• zannımca kadıköy'ün en iyi profiterolü'nü bu pastene yapar.
  • (bkz: tonton dede) mekanı hoş yer.
  • mukemmel simitlere ve cok guzel bi cevizli sakizli ozel kurabiye'ye sahip kadikoy pastanesi. iceri girince 50'li 60'li yillara geri dondum sanirsiniz. boga'dan bahariye'ye cikarken hemen solda.
  • 1945 yılında ismail feridun kerez tarafından açılan, söylenmesi pratik ** ve sempatik olması sebebiyle ismi ankara koyulan, surp levon ermeni katolik kilisesi nden kiralik olarak alınan arsanın kapalı bir alana çevrilmesi ile açılan minicik yer.

    az çeşit üreten ama spesiyal çalışan *,damak tadından anlayanların gittiği, kazandibi,tavuk gögsü,şekerleme,lokum,acıbadem* * ürünleriyle meşhur olan şeker dükkanı.

    ürünlerinin, günde 900 çeşit gıda ürünü üreten japonyalı bir firma yetkilisinin bile övdügü* güzelim pastane.

    etrafındaki dükkanların pastaneyi sıkıştırması ve kiranın yüksek olması sebebiyle gelişmeye pek imkan ve fırsat bulamayan * yer
  • bir ara maddi sıkıntılardan dolayı ayakkabı dükkanı* olan pastane*...
  • 1953 yılından beri kiracı olarak bulunduğu surp levon kilisesi'ne ait vakıf arazisindeki yerinden, kaçak olduğu gerekçesiyle çıkarılmak istenen kadıköy'ün simgesi olmuş mekanlarından biri olan pastane.
  • kapısına astığı, kadiköy belediyesiyle yaşadığı problemi anlattığı ve destek beklediği yazıyı okuyunca, kurabiyelerinin yıkılmaması için dozerin önüne atlayacak kadar güzel olup olmadığını öğrenmek istediğim, içeri girip 2 lira verip kurabiyesini yediğim pastane..

    güzelmiş, atlarım...
  • hayatımda yediğim en güzel un kurabiyelerini yapan şahane pastane. hakkında yazılmış bir yazı için:

    http://www.zaman.com.tr/…ara-pastanesi/2034376.html
  • yazılanlara bakma sözlük; ürünlerinin çoğunun kötülüğüne rağmen onyıllarca ayakta kalmasından başka hiçbir numarası olmayan, suratsız ve ters çalışanları olan pastanedir. "ay şöyle eski böyle köklü" diye diye kahraman edilmiştir, ama oradan alışveriş yapan kadıköylü sayısı yok denecek kadar azdır.
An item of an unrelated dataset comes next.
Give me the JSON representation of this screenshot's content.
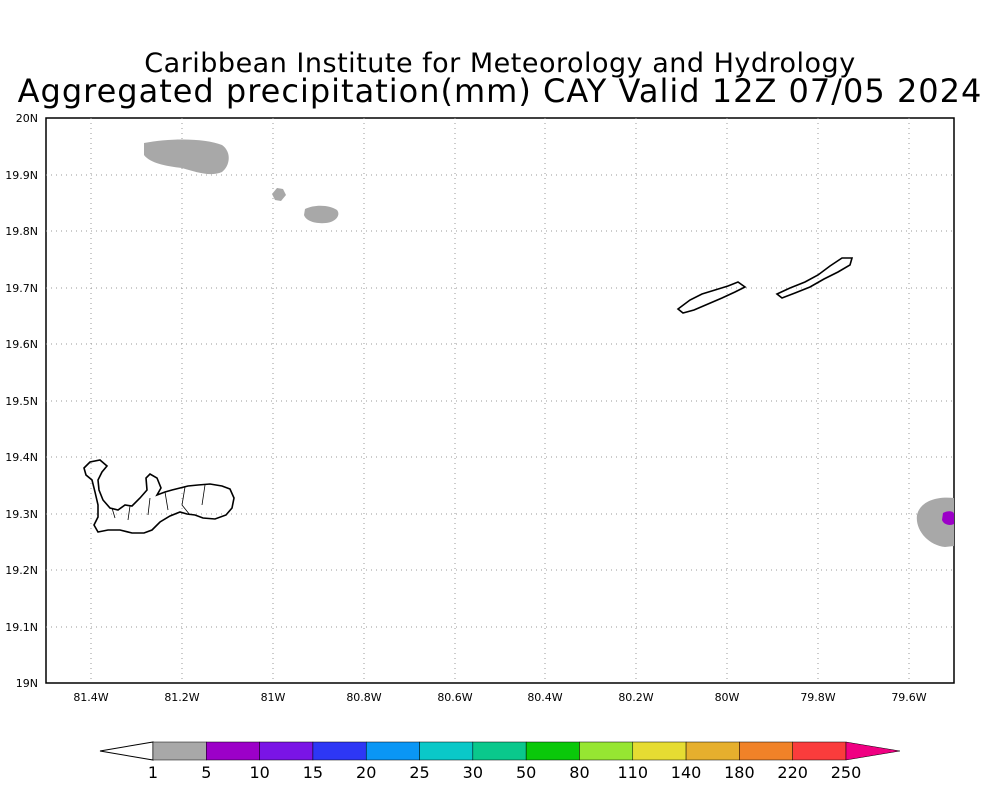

    kaldı ki, bahariye'ye estetik olarak da hiçbir şey katmayan, yarak gibi doğramalı, derme çatma, özensiz bir dükkandır. sahibine vaktiyle biraz para harcayıp adam gibi bir vitrin yapmak bile zul gelmiştir; ne de olsa o caddeden her gün binlerce insan geçer, o mal nasılsa satılır. bildiğiniz "galata köprüsü şerbetçisi" işte.

    kapısında vitrininde yazılar vardır, doğru. ben de olsam 3 kuruşa çöktüğüm dükkandan çıkarılmamak için çabalardım. ne olacaktı?

    "50 yıldır hıyarım var" diyene tuzla koşmayın be birader.

    özet: kadıköy'ün simgesi buysa kadıköy'ün de amk.

    belirt: doğma büyüme kadıköy.

    ekle: bak mesela aynı caddedeki inci'ye laf ediyor muyum? beklenti belli, aldığın belli, adamların simgelik derdi yok, oh mis.
  • tahinli çöreği şahanedir.
    bademli ve cevizli kurabiyeleri de bir o kadar vasatın altı olan kadıköy pastanesi.